Debate has long raged about the ending of James Cameron’s 1997 blockbuster Titanic. On one side are the folks who say Rose basically let Jack die by not allowing him to climb onto the door she used as a raft after the pair escaped the sinking ship. On the other side are those who say Rose couldn’t let Jack climb onto the door with her either because there wasn’t enough room, or because the door would not have remained buoyant with both of them on top.
The TV show Mythbusters seemed to settle this debate years ago when they did an episode showing that there was room for both Jack and Rose on the door and that with a couple life jackets and a little work, Jack could have made the door float with both of them on it. In the eyes of director James Cameron, however, that theory is a bunch of garbage.
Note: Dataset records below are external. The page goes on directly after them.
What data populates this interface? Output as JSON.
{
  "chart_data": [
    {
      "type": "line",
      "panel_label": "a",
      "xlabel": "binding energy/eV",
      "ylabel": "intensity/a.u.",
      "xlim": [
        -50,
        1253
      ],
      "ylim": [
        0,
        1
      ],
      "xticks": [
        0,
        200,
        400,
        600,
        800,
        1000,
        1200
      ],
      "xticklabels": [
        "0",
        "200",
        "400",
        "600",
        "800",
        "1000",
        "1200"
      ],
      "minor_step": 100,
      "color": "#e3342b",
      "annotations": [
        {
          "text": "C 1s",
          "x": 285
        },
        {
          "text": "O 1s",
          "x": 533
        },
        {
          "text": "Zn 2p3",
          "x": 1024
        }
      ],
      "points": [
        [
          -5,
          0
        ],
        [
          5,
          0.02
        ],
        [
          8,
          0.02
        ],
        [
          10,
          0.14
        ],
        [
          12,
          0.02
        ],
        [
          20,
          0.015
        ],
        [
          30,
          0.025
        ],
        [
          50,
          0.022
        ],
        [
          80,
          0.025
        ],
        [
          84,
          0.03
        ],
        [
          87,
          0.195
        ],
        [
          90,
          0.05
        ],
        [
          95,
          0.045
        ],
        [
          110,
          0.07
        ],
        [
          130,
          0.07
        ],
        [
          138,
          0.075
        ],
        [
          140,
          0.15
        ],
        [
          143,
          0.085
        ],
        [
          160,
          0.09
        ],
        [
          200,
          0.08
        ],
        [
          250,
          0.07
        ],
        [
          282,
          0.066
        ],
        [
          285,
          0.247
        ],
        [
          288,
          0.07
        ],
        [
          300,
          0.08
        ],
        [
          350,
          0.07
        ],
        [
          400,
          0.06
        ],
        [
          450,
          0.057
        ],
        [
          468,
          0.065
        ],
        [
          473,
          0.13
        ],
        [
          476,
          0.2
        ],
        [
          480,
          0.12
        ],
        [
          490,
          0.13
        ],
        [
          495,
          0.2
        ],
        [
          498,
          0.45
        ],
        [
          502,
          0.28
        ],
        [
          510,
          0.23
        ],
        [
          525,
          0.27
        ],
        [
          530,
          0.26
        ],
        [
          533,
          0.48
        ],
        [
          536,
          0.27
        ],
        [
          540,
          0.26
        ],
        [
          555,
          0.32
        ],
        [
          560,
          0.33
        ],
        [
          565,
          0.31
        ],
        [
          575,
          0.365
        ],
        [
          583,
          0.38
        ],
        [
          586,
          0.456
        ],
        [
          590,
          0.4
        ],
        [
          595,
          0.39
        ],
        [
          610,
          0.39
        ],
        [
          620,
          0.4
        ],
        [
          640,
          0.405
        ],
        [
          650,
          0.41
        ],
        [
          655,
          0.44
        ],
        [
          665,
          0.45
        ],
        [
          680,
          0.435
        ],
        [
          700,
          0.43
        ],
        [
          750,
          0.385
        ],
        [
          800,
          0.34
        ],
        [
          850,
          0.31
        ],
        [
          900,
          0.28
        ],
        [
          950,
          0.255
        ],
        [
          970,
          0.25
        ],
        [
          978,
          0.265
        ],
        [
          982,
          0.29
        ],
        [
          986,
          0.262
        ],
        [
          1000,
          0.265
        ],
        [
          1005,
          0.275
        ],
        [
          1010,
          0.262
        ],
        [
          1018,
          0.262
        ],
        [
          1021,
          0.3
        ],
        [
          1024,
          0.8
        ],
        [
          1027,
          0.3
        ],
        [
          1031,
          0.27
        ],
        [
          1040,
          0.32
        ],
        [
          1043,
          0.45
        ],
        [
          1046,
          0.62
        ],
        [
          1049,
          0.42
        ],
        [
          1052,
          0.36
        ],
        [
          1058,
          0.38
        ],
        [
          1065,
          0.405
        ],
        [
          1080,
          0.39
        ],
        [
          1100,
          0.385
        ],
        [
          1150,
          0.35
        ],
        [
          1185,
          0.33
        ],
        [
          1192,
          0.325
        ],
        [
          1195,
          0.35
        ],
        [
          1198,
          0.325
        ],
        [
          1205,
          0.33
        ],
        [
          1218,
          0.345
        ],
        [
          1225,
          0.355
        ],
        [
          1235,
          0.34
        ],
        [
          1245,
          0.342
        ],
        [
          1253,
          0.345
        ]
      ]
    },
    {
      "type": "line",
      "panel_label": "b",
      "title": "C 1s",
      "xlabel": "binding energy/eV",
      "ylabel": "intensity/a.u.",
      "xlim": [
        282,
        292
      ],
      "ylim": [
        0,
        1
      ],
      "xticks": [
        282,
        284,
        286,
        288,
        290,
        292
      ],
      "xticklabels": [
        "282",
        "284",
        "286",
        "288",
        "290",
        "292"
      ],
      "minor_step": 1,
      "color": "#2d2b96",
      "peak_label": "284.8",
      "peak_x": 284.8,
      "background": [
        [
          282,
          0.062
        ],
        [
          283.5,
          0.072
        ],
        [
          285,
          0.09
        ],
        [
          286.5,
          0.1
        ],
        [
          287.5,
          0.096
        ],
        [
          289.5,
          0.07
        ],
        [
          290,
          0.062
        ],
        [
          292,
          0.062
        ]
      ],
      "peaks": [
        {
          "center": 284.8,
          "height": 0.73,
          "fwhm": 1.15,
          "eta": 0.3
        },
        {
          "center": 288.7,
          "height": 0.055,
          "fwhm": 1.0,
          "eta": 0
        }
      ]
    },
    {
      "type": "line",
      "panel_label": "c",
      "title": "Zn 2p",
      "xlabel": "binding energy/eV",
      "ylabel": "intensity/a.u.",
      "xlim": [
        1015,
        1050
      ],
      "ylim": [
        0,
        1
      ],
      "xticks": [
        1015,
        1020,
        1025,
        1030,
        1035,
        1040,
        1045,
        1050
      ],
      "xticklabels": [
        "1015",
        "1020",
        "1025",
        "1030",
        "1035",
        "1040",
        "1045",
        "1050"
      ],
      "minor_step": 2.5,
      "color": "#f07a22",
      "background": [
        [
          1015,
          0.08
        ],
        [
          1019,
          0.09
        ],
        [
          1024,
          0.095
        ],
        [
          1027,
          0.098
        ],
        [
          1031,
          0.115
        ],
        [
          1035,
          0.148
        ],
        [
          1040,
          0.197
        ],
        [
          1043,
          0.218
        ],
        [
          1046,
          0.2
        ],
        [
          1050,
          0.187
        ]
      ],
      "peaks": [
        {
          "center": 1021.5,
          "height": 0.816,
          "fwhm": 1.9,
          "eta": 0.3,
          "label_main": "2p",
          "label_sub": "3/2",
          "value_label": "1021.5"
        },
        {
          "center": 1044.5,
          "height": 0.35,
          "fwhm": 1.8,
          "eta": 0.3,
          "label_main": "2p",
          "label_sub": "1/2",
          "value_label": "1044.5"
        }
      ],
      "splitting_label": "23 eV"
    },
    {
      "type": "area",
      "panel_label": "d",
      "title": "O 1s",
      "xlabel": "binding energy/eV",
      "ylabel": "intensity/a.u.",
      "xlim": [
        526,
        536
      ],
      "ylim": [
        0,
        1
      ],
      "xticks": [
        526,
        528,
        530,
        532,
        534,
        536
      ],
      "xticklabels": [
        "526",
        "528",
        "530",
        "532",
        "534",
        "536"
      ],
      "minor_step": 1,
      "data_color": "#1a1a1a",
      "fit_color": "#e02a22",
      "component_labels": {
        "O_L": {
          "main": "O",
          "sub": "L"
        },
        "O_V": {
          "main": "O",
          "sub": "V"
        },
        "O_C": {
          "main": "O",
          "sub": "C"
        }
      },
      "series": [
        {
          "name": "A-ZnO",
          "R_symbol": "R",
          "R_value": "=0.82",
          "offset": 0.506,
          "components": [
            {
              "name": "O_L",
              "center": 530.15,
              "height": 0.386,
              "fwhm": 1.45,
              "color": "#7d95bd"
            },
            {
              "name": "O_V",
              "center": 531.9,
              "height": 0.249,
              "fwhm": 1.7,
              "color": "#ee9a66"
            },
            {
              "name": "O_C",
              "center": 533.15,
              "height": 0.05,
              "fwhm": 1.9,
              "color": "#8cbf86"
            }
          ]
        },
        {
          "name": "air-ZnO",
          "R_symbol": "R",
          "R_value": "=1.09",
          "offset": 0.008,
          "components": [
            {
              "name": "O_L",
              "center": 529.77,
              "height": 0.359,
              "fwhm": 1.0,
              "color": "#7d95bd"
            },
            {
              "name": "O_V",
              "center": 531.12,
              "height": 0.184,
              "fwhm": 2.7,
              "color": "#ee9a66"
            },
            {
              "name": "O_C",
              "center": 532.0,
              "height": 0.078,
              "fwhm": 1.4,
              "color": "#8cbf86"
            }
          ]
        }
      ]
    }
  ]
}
Cameron has been doing the press rounds lately, talking about the Alien and Terminator series, and about the Oscars and how they handle blockbuster movies. During his interviews, the Titanic ending controversy came up once again. Cameron explained to The Daily Beast in no uncertain terms why the Mythbusters are wrong in their conclusions about the door (via EW):
“OK, so let’s really play that out. You’re Jack, you’re in water that’s 28 degrees, your brain is starting to get hypothermia. Mythbusters asks you to now go take off your life vest, take hers off, swim underneath this thing, attach it in some way that it won’t just wash out two minutes later — which means you’re underwater tying this thing on in 28-degree water, and that’s going to take you 5-to-10 minutes, so by the time you come back up you’re already dead. So that wouldn’t work. His best choice was to keep his upper body out of the water and hope to get pulled out by a boat or something before he died. They’re fun guys and I loved doing that show with them, but they’re full of sh–.”
This isn’t the only time Cameron has done battle with folks questioning the accuracy of Titanic. Once the director was taken to task by physicist Neil deGrasse Tyson over some inaccuracies concerning the positions of stars in the sky on the night of the sinking, a criticism Cameron responded to by changing the sky for the 3D re-release. Never let it be said that James Cameron doesn’t listen to his critics. In the case of the door, however, Cameron doesn’t sound like he’s going to give in.
It’s sort of amusing that all these years later people are still debating details like this. It just goes to show the enduring impact of Titanic on popular culture. Cameron has been responsible for creating a handful of iconic movies, but Titanic seems to have the strongest grasp on the popular imagination.